When we reached her hotel I told the driver to circle it.

Tamsin held my gaze as her hand moved. Every fiber in me tensed, tugged toward my center. I moved as she did, higher. To that densest heat, her hand cupping the bulge in my jeans as I slid two fingers into the hollow between her legs. We both gasped without sound. That we did this here, with a stranger, without being able to fully react, made it crazy. Wild. Broken. She rocked her hand against my cock. I’d gone so hard my skin felt like it was coming apart.

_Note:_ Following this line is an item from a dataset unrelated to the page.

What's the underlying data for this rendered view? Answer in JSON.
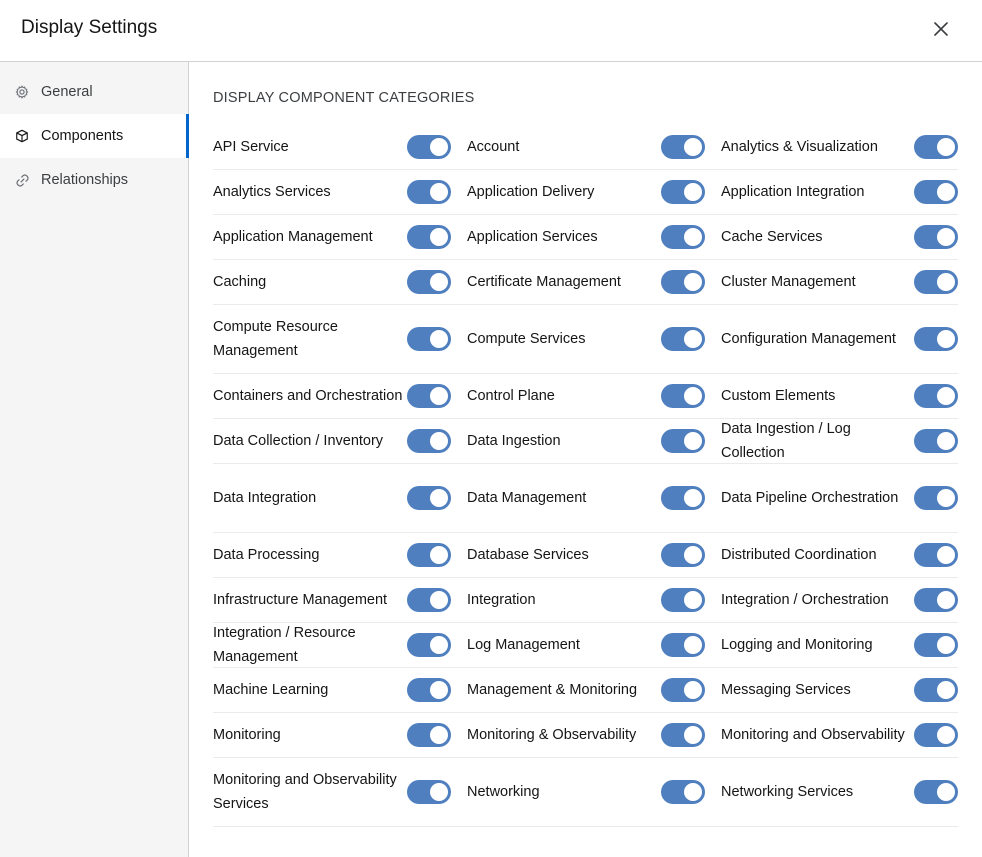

A man’s arousal is more than the erection—it’s every muscle flexing, every artery swelling, a terrible intensity that needs to be released, received. In that softness between her thighs, her jeans damp against my hand.

I took my hand away. She removed hers.

Our breath fogged the windows.

“You drive me mad,” she said.

I watched her walk through the snow to the brass doors, not turning. Knowing my eyes were on her. Knowing I wanted nothing more than to tear through the lobby, throw her on the hotel bed, unleash myself. Knowing that someday I would.

And maybe let her do the same to me.

———

“I’m sorry to put you in this position,” I said. “But you’re the only one I can trust, old sport.”

Ellis frowned at the papers in her hands. No question she’d turn them over, but first she needed to process this.

“I feel like I’m the rope in a tug-of-war,” she said. “You and Laney are pulling me back and forth.”

“You don’t have to do this.”

“But I want to. I want to help you, Ren.” Her face rose, her eyes sanguine, earnest. “You know we’re part of something bigger than ourselves, right? Nobody really understands what Black Iris is doing at any particular moment except Laney.”

“And that’s dangerous, E. We’ve concentrated all our power in one person’s hands.”

“She’s never given us reason to doubt her intentions.”

“She gave me reason.” I nodded at the documents. Crito’s current location, movement patterns, everything. “That’s my cause for doubt. She’s been hiding things from me. It’s time to bring them to light.”

Ellis sighed and passed me the papers. “Are you going to . . . hurt him?”